"Yeah, the stock market scares me though, so I have it in what they said was the most safe option. I think it is called a money market."
She had her whole 401(k) in cash in a stretch of time when the S&P 500 returned over 50%! Even a moderate, can't go wrong choice, balanced fund returned 14% in 2012 and 21% in 2013! If she had invested her money, her $200/month savings could have grown to over $6,000 instead of being just $4,800. This would have been an amazing return for such a short time.
This just happened to be a time with particularly high returns. Other stretches of time and other investments would produce different returns.
Retirement is the biggest financial decision most people will make. In recent history, employers have typically provided some sort of mechanism for people to have income or assets after they finish their careers. With people living longer and longer these days, employer sponsored retirement plans have become more and more important, although unfortunately, they have become more and more rare too.
WHAT IS A 401(K)?
The 401(k) is a type of plan known as a deferred compensation plan. It is called this because you are deferring income from your current paychecks until later - hopefully until you retire. Essentially it works like this:
- You decide an amount of money that you want withheld from your paycheck. Sometimes you can choose if you want this deferred before you pay taxes on it or after.
- This money is withheld and placed in an account for you.
- Your employer may or may not add a contribution on top. Typically contributions are matching contributions up to some percentage of your pay, but can also include flat contributions or profit sharing contributions.
- The money in the account is invested according to to your instructions.
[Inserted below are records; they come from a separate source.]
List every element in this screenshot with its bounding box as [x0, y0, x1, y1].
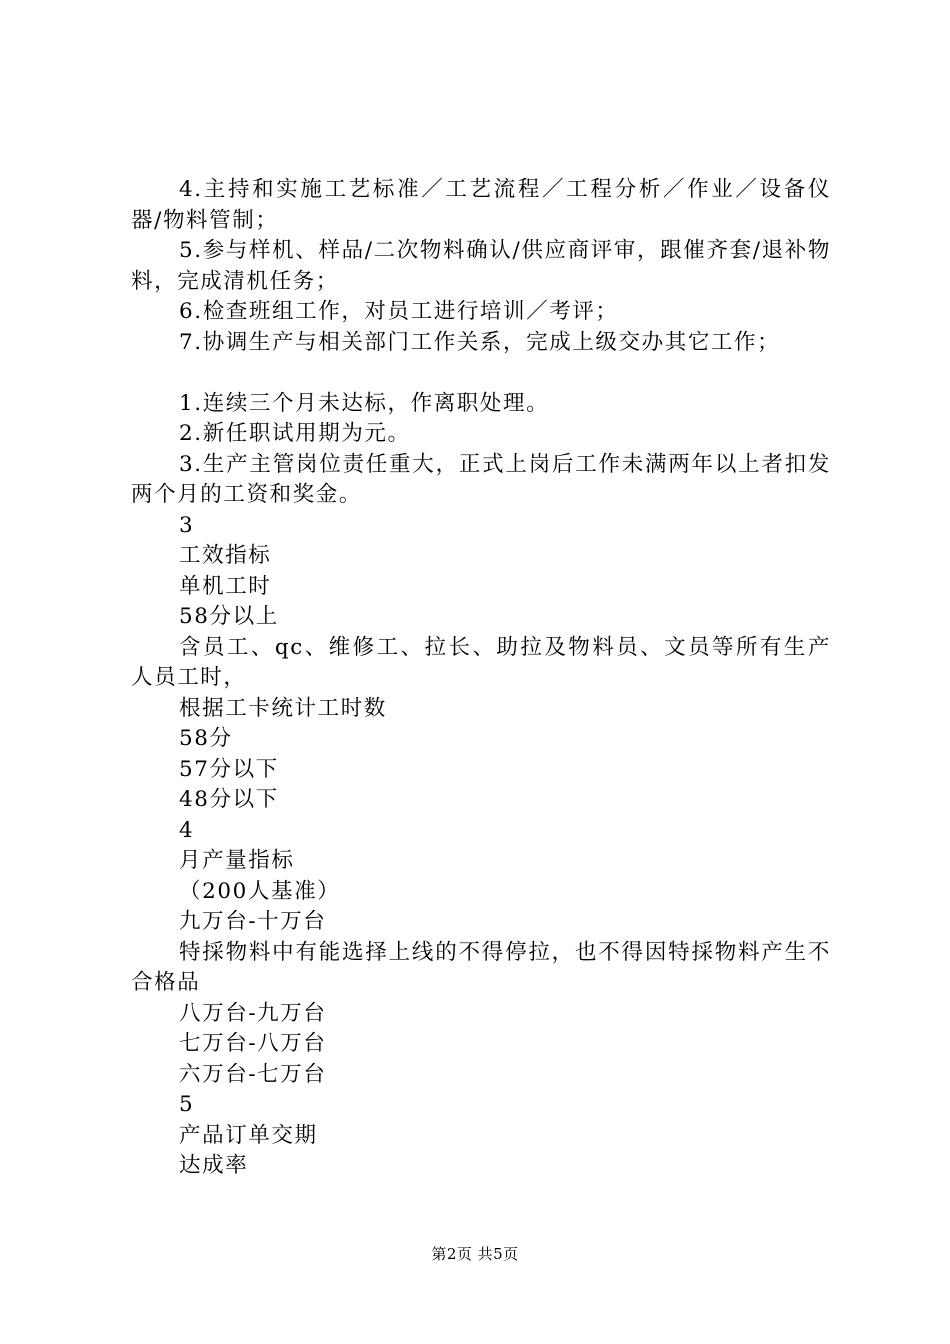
paragraph: 3 — [179, 512, 195, 538]
paragraph: 特採物料中有能选择上线的不得停拉，也不得因特採物料产生不合格品 — [131, 939, 831, 995]
paragraph: 达成率 — [179, 1153, 249, 1178]
paragraph: 八万台-九万台 — [179, 1000, 327, 1026]
paragraph: 7.协调生产与相关部门工作关系，完成上级交办其它工作； — [179, 329, 781, 355]
paragraph: 1.连续三个月未达标，作离职处理。 — [179, 390, 550, 416]
paragraph: 5.参与样机、样品/二次物料确认/供应商评审，跟催齐套/退补物料，完成清机任务； — [131, 238, 831, 294]
paragraph: 六万台-七万台 — [179, 1061, 327, 1087]
paragraph: 48分以下 — [179, 787, 279, 812]
paragraph: 4 — [179, 817, 195, 843]
paragraph: 产品订单交期 — [179, 1122, 318, 1148]
paragraph: 2.新任职试用期为元。 — [179, 421, 411, 446]
paragraph: 根据工卡统计工时数 — [179, 695, 387, 721]
paragraph: 工效指标 — [179, 543, 272, 568]
page-number-footer: 第2页 共5页 — [431, 1245, 519, 1263]
paragraph: 4.主持和实施工艺标准／工艺流程／工程分析／作业／设备仪器/物料管制； — [131, 177, 831, 233]
paragraph: 6.检查班组工作，对员工进行培训／考评； — [179, 299, 619, 324]
paragraph: 七万台-八万台 — [179, 1031, 327, 1056]
paragraph: 57分以下 — [179, 756, 279, 782]
paragraph: 月产量指标 — [179, 848, 295, 873]
paragraph: 58分 — [179, 726, 233, 751]
paragraph: 含员工、qc、维修工、拉长、助拉及物料员、文员等所有生产人员工时， — [131, 634, 831, 690]
paragraph: 5 — [179, 1092, 195, 1117]
paragraph: 单机工时 — [179, 573, 272, 599]
paragraph: 58分以上 — [179, 604, 279, 629]
document-body — [131, 175, 831, 1182]
blank-line — [131, 358, 831, 389]
paragraph: 3.生产主管岗位责任重大，正式上岗后工作未满两年以上者扣发两个月的工资和奖金。 — [131, 451, 831, 507]
paragraph: （200人基准） — [179, 878, 341, 904]
paragraph: 九万台-十万台 — [179, 909, 327, 934]
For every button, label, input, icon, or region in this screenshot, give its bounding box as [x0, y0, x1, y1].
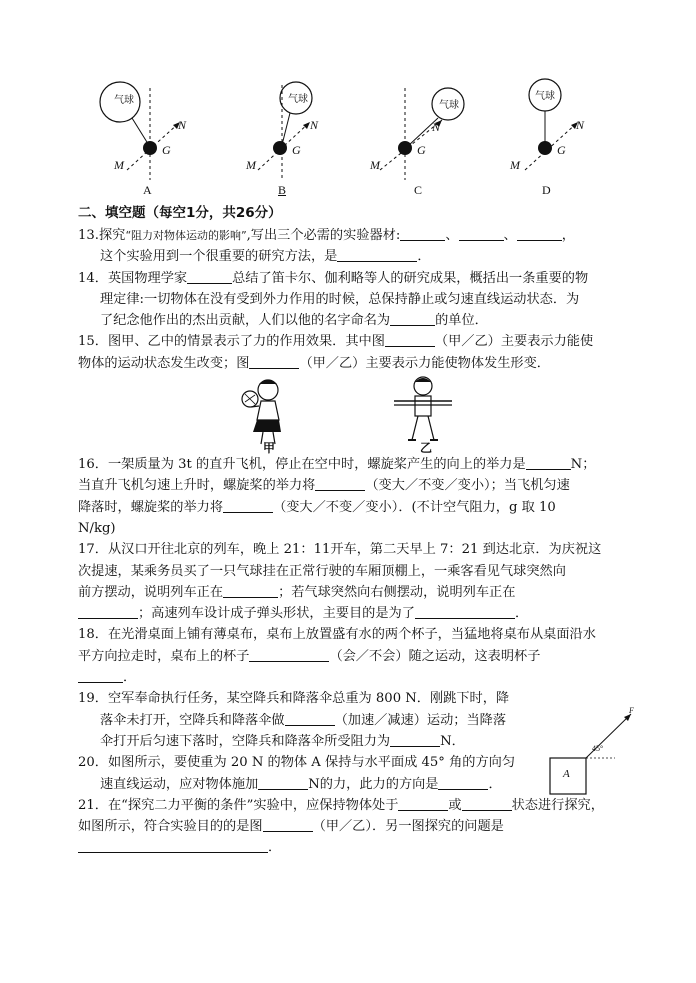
q21-text: 状态进行探究，	[511, 797, 604, 813]
answer-blank[interactable]	[517, 226, 562, 241]
q15-text: 15．图甲、乙中的情景表示了力的作用效果．其中图	[78, 334, 385, 350]
question-13	[78, 225, 638, 268]
question-18	[78, 624, 638, 688]
question-16	[78, 454, 638, 539]
q16-text: N；	[570, 457, 596, 473]
q17-text: ；高速列车设计成子弹头形状，主要目的是为了	[138, 606, 415, 622]
q19-text: N．	[440, 733, 465, 749]
q13-text: ,写出三个必需的实验器材:	[246, 228, 401, 243]
m-label: M	[114, 158, 124, 172]
q19-text: （加速／减速）运动；当降落	[334, 712, 507, 728]
answer-blank[interactable]	[258, 775, 308, 790]
answer-blank[interactable]	[385, 332, 435, 347]
q21-text: 或	[448, 797, 462, 813]
figure-c-drawing	[362, 70, 482, 185]
figure-b	[228, 70, 348, 205]
m-label: M	[510, 158, 520, 172]
figure-a	[92, 70, 212, 205]
answer-blank[interactable]	[315, 476, 365, 491]
angle-label: 45°	[592, 744, 604, 753]
n-label: N	[576, 118, 585, 132]
balloon-label: 气球	[439, 100, 459, 111]
answer-blank[interactable]	[223, 583, 278, 598]
force-effect-figures	[78, 374, 638, 454]
answer-blank[interactable]	[285, 711, 335, 726]
box-force-drawing	[545, 710, 645, 800]
q19-text: 落伞未打开，空降兵和降落伞做	[100, 712, 285, 728]
q14-text: 总结了笛卡尔、伽利略等人的研究成果，概括出一条重要的物	[232, 270, 589, 286]
q15-text: （甲／乙）主要表示力能使物体发生形变．	[299, 355, 550, 371]
answer-blank[interactable]	[78, 604, 138, 619]
caption-c: C	[414, 183, 423, 197]
q17-text: 17．从汉口开往北京的列车，晚上 21：11开车，第二天早上 7：21 到达北京．为庆祝这	[78, 542, 602, 558]
q17-text: 前方摆动，说明列车正在	[78, 584, 224, 600]
q18-text: ．	[123, 670, 137, 686]
section-title: 二、填空题（每空1分，共26分）	[78, 205, 282, 221]
g-label: G	[162, 143, 171, 157]
q19-text: 伞打开后匀速下落时，空降兵和降落伞所受阻力为	[100, 733, 391, 749]
q16-text: 降落时，螺旋桨的举力将	[78, 499, 224, 515]
n-label: N	[432, 120, 441, 134]
figure-a-drawing	[92, 70, 212, 185]
q16-text: 16．一架质量为 3t 的直升飞机，停止在空中时，螺旋桨产生的向上的举力是	[78, 457, 526, 473]
answer-blank[interactable]	[78, 838, 268, 853]
answer-blank[interactable]	[415, 604, 515, 619]
q20-text: ．	[488, 776, 502, 792]
figure-d	[500, 70, 620, 205]
answer-blank[interactable]	[187, 269, 232, 284]
q21-text: 21．在“探究二力平衡的条件”实验中，应保持物体处于	[78, 797, 399, 813]
q14-text: 的单位．	[435, 313, 488, 329]
q18-text: 18．在光滑桌面上铺有薄桌布，桌布上放置盛有水的两个杯子，当猛地将桌布从桌面沿水	[78, 627, 596, 643]
n-label: N	[310, 118, 319, 132]
caption-a: A	[143, 183, 152, 197]
q16-text: （变大／不变／变小）．(不计空气阻力，g 取 10	[273, 499, 556, 515]
q13-sep: 、	[445, 228, 459, 243]
label-jia: 甲	[263, 441, 276, 456]
q16-text: N/kg)	[78, 520, 116, 536]
q18-text: （会／不会）随之运动，这表明杯子	[329, 648, 541, 664]
q17-text: ；若气球突然向右侧摆动，说明列车正在	[278, 584, 516, 600]
caption-d: D	[542, 183, 551, 197]
answer-blank[interactable]	[398, 796, 448, 811]
balloon-label: 气球	[288, 94, 308, 105]
q20-text: 速直线运动，应对物体施加	[100, 776, 259, 792]
q21-text: （甲／乙）．另一图探究的问题是	[312, 819, 504, 835]
balloon-figures	[0, 70, 696, 205]
q14-text: 14．英国物理学家	[78, 270, 188, 286]
question-14	[78, 268, 638, 332]
balloon-label: 气球	[114, 95, 134, 106]
question-21	[78, 795, 638, 859]
q14-text: 理定律:一切物体在没有受到外力作用的时候，总保持静止或匀速直线运动状态．为	[100, 291, 580, 307]
q21-text: ．	[268, 840, 282, 856]
q15-text: 物体的运动状态发生改变；图	[78, 355, 250, 371]
q13-end: ，	[561, 228, 575, 243]
q15-text: （甲／乙）主要表示力能使	[434, 334, 594, 350]
m-label: M	[246, 158, 256, 172]
answer-blank[interactable]	[462, 796, 512, 811]
balloon-label: 气球	[535, 91, 555, 102]
q16-text: （变大／不变／变小）；当飞机匀速	[365, 478, 570, 494]
q18-text: 平方向拉走时，桌布上的杯子	[78, 648, 250, 664]
q13-text: 13.探究	[78, 228, 126, 243]
force-label: F	[629, 706, 634, 715]
q19-text: 19．空军奉命执行任务，某空降兵和降落伞总重为 800 N．刚跳下时，降	[78, 691, 510, 707]
q13-end: ．	[417, 249, 431, 265]
answer-blank[interactable]	[459, 226, 504, 241]
q17-text: ．	[514, 606, 529, 622]
question-17	[78, 539, 638, 624]
question-15	[78, 331, 638, 374]
g-label: G	[417, 143, 426, 157]
answer-blank[interactable]	[337, 247, 417, 262]
answer-blank[interactable]	[249, 354, 299, 369]
q21-text: 如图所示，符合实验目的的是图	[78, 819, 263, 835]
answer-blank[interactable]	[263, 817, 313, 832]
q16-text: 当直升飞机匀速上升时，螺旋桨的举力将	[78, 478, 316, 494]
g-label: G	[557, 143, 566, 157]
q13-sep: 、	[503, 228, 517, 243]
answer-blank[interactable]	[223, 498, 273, 513]
q13-text: 这个实验用到一个很重要的研究方法，是	[100, 249, 338, 265]
answer-blank[interactable]	[390, 311, 435, 326]
answer-blank[interactable]	[526, 455, 571, 470]
answer-blank[interactable]	[249, 647, 329, 662]
box-label: A	[563, 768, 570, 780]
answer-blank[interactable]	[400, 226, 445, 241]
box-force-figure	[545, 706, 645, 800]
g-label: G	[292, 143, 301, 157]
q14-text: 了纪念他作出的杰出贡献，人们以他的名字命名为	[100, 313, 391, 329]
q13-quote: “阻力对物体运动的影响”	[125, 229, 247, 242]
caption-b: B	[278, 183, 287, 197]
figure-c	[362, 70, 482, 205]
label-yi: 乙	[420, 441, 433, 456]
answer-blank[interactable]	[390, 732, 440, 747]
q17-text: 次提速，某乘务员买了一只气球挂在正常行驶的车厢顶棚上，一乘客看见气球突然向	[78, 563, 566, 579]
n-label: N	[178, 118, 187, 132]
answer-blank[interactable]	[78, 668, 123, 683]
answer-blank[interactable]	[438, 775, 488, 790]
q20-text: 20．如图所示，要使重为 20 N 的物体 A 保持与水平面成 45° 角的方向匀	[78, 755, 516, 771]
q20-text: N的力，此力的方向是	[308, 776, 439, 792]
m-label: M	[370, 158, 380, 172]
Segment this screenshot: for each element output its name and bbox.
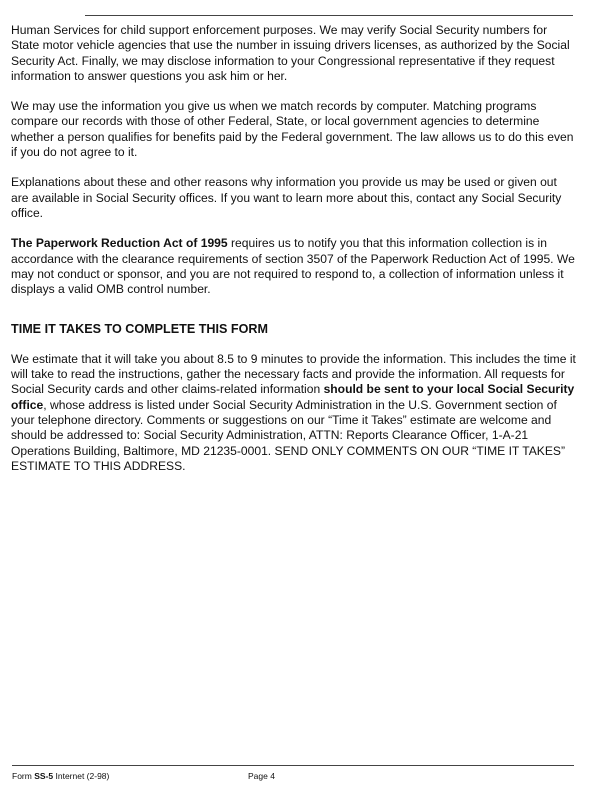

- Money accumulates as you work.
- When you retire, you have essentially free access to the money.
- Stable Value or Money Market funds. These are basically cash.
- Fixed Income. These are funds with bonds of various types. They may contain US Government Treasury bonds or corporate bonds but the idea is that they will all pay interest to you and a supposedly reliable pace. A much deeper dive for a different day reveals that this is not the case when they are pooled into funds.
- Stocks. These may be divided up into US and International funds. Or maybe divided by size and shape. Stocks are shares of companies. The value fluctuates with the successes and failures of the company. Funds can be either actively managed by someone trying to pick the companies with the best future, or can be a passively managed index fund, just keeping track of a basket of stocks without much interference or cost.
- Balanced Funds. A mix of the other types of funds.
- Target Date funds. These are a special flavor of balanced fund that adjusts as you age. They typically have a retirement year in the name. They start off with aggressive, risky investments in stocks to drive return when you have a long time to grow, and get more conservative moving to bonds and cash as you retire.
- Are you contributing enough? Are you hitting the 16% target? Can you contribute more?
- Have the investments changed in your plan? Plan menus do change, if an old option is not available, search for the next best alternative. If your plan had target date options, it is unlikely that these have changed without keeping you up with the times.
- Do the investments work with your total portfolio? You cannot view your 401(k) in isolation. It is an asset like your other assets and needs to be viewed in that context. Say you have $100,000 in your 401(k) and $100,000 in outside investments and your overall allocation, based on your needs and risk tolerance, is 50% stocks 50% bonds. If both accounts are 50/50, fine, but if your outside investments are all stocks, then your 401(k) should be all bonds.